A permanent magnet moving coil gives full scale deflection at $40\,{\text{mV}}$ potential difference and $8\,{\text{mA}}$ current. What will be the required series resistance when it is used as a voltmeter of range $0 - 200\,{\text{V}}$ ?
(A) $19556\,{\text{ohm}}$
(B) $20163\,{\text{ohm}}$
(C) $23884\,{\text{ohm}}$
(D) $24995\,{\text{ohm}}$

Answer 1

First of all, we will find the resistance of the galvanometer. Then we will find the resistance of the shunt resistor by substituting the required values and manipulating accordingly.

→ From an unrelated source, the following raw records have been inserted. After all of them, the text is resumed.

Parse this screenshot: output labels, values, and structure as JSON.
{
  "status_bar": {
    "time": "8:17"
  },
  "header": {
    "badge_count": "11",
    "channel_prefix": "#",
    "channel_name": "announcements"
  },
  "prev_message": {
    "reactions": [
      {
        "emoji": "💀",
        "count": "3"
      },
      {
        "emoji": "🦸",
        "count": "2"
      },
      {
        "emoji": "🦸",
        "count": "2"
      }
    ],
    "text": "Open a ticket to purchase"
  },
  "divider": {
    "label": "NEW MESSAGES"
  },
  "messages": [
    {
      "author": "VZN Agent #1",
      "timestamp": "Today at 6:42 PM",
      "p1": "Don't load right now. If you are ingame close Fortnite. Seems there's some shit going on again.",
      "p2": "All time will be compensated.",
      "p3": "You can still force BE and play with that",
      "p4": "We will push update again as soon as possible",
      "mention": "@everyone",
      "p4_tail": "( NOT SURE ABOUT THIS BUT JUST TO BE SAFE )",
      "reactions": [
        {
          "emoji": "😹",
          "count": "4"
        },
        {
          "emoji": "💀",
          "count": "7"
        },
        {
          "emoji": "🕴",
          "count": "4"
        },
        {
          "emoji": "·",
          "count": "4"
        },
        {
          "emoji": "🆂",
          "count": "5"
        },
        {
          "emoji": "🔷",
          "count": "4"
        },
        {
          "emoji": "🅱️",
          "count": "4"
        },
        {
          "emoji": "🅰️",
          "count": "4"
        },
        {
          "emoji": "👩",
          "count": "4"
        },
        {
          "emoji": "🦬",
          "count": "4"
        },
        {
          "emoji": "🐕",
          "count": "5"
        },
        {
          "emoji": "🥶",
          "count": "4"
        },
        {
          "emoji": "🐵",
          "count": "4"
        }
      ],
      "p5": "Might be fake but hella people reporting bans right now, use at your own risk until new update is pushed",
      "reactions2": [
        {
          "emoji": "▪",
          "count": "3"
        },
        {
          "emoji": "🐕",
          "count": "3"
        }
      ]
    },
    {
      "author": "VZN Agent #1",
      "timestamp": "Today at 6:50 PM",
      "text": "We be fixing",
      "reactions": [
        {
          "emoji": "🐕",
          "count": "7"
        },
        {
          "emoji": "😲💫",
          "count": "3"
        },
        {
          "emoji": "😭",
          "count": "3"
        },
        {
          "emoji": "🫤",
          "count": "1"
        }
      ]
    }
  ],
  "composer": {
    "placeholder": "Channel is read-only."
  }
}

Complete step by step answer:
In the given question, the data provided are as follows:
A permanent magnet moving coil gives full scale deflection at a potential difference $40\,{\text{mV}}$ .
The current at which it gives full scale deflection is $8\,{\text{mA}}$ .
The magnet moving coil when used as a voltmeter has a range of $0 - 200\,{\text{V}}$ .
For better understanding, we draw a circuit diagram, where the galvanometer and the shunt are connected in series and the overall connection is connected to the voltmeter in parallel.
As the device gives full scale deflection at potential $40\,{\text{mV}}$ and electric current $8\,{\text{mA}}$ .
So, the resistance of the galvanometer will be:
By Ohm’s law, we have:
${R_{\text{g}}} = \dfrac{V}{I}$ …… (1)
Where,
${R_{\text{g}}}$ indicates the resistance of the galvanometer.
$V$ indicates potential difference.
$I$ indicates electric current.
Substituting, the required values in the equation (1), we get:

$${R_{\text{g}}} = \dfrac{{40\,{\text{mV}}}}{{8\,{\text{mA}}}} \\\ {R_{\text{g}}} = 5\,\Omega \\\$$

The resistance of the galvanometer is found to be $5\,\Omega$ .
Now, we need to find the resistance of the shunt so that the potential difference across is equal to $200\,{\text{V}}$ , then the potential difference across the galvanometer is $40\,{\text{mV}}$ to give the full deflection.
Now, we apply the formula:
${V_{\text{g}}} = \dfrac{{{R_{\text{g}}}}}{{S + {R_{\text{g}}}}}{\text{V}}$ ……….(2)
Where,
${V_{\text{g}}}$ indicates potential difference of the galvanometer.
${R_{\text{g}}}$ indicates the resistance of the galvanometer.
$S$ indicates the resistance of the shunt.
${\text{V}}$ indicates the potential difference of the voltmeter.
Substituting the required values in the equation (2) and we get:

$${V_{\text{g}}} = \dfrac{{{R_{\text{g}}}}}{{S + {R_{\text{g}}}}}{\text{V}} \\\ {\text{40}} \times {\text{1}}{{\text{0}}^{ - 3}} = \dfrac{5}{{S + 5}} \times 200 \\\ S + 5 = \dfrac{{1000}}{{{\text{40}} \times {\text{1}}{{\text{0}}^{ - 3}}}} \\\ S = 25000 - 5 \\\$$

$S = 24995\,\Omega$
The required value of the resistance is $24995\,\Omega$ .
The correct option is D.

Note: It is important to remember that the shunt resistance is always connected to the galvanometer. Galvanometer is used in the circuit (in series) to detect a small current. Shunt resistors are used to measure current.